Son derece ahlaklı, mütevazı bir insan olan Ali Rıza Efendi, aynı zamanda son derece aşk ve cezbe sahibidir de… Okurken devamlı gözyaşı döker. Pek çok kerametine şahit olunmuştur. İyi bir şair olan Ali Rıza Efendi, bütün eserlerini şiirleriyle süslemiştir. Eserleri ilmi kudretinin delilidir. Ali Rıza Efendi, 1969 yılında Medine-i Münevvere’de vefat eder ve Cennetü’l-Bâkî’de toprağa verilir.

Merhumun, Osmanlıca olarak basılmış pek çok eserinden bazıları şunlardır:

Necâtü’l- Mü’minin, İltica Name-i Rızaiy-ye, Rahmet Damlaları, İmdadi’l-Müsli’min. Son eseri, lâtin harferi ile de basılmıştır.

Aşağıdaki şiir ona aittir:

Hasret Bize Kaldı

Hep şimdi nasihat şu tutulmaz söze kaldı,
Gül, gülşeni terkeyledi hasret bize kaldı.

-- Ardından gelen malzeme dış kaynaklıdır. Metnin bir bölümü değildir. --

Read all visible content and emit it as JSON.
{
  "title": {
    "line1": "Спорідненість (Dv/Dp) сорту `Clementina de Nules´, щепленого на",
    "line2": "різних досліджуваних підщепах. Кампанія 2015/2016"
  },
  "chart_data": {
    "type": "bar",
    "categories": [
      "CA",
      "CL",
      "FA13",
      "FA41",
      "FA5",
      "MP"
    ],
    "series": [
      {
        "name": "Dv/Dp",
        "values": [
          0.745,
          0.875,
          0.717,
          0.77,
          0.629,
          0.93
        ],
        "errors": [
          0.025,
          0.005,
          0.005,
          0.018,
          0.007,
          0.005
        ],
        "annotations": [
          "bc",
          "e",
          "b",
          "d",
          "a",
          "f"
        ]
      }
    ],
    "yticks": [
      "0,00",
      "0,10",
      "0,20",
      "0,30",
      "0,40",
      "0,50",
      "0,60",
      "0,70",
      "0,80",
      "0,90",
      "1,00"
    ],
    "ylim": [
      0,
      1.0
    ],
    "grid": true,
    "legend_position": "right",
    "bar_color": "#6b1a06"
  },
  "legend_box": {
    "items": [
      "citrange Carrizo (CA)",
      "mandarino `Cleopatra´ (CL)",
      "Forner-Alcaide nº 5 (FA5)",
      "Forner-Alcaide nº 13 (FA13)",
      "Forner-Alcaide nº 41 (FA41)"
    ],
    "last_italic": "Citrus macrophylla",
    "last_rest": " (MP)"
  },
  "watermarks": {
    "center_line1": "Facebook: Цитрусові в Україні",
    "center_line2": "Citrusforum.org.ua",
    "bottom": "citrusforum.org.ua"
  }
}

Meydan gideli halka nasihatte kusur çok,
Ey hâme beyân eyle bu himmet size kaldı.

Gizlendi bütün zümre-i ebrâr ile ahyâr
Fısk ehli olan zümre-i eşrar yüze kaldı.

Söz söyleyecek var ise de ehl-i basiret,
Çün yatdı uyur ah, seheri gündüze kaldı.

Din gayreti hep kalktı bugün nefs-i beşerden,
Dünyanın işi ehl-i cefâ arsıza kaldı.

Hep halkın işi çalgı-çığırgı ve melâhi,
Cümbüşleri tavla ile tanbur-saza kaldı.

Dünyanın işi çıkdı Rızâî çığırından
Umûr-u cihan bir sürü oğlan-kıza kaldı.

KAYNAKLAR

– Ali Rıza. İmdadü’l-Müslimin, Şuur Yayınları, Konya, s. 165.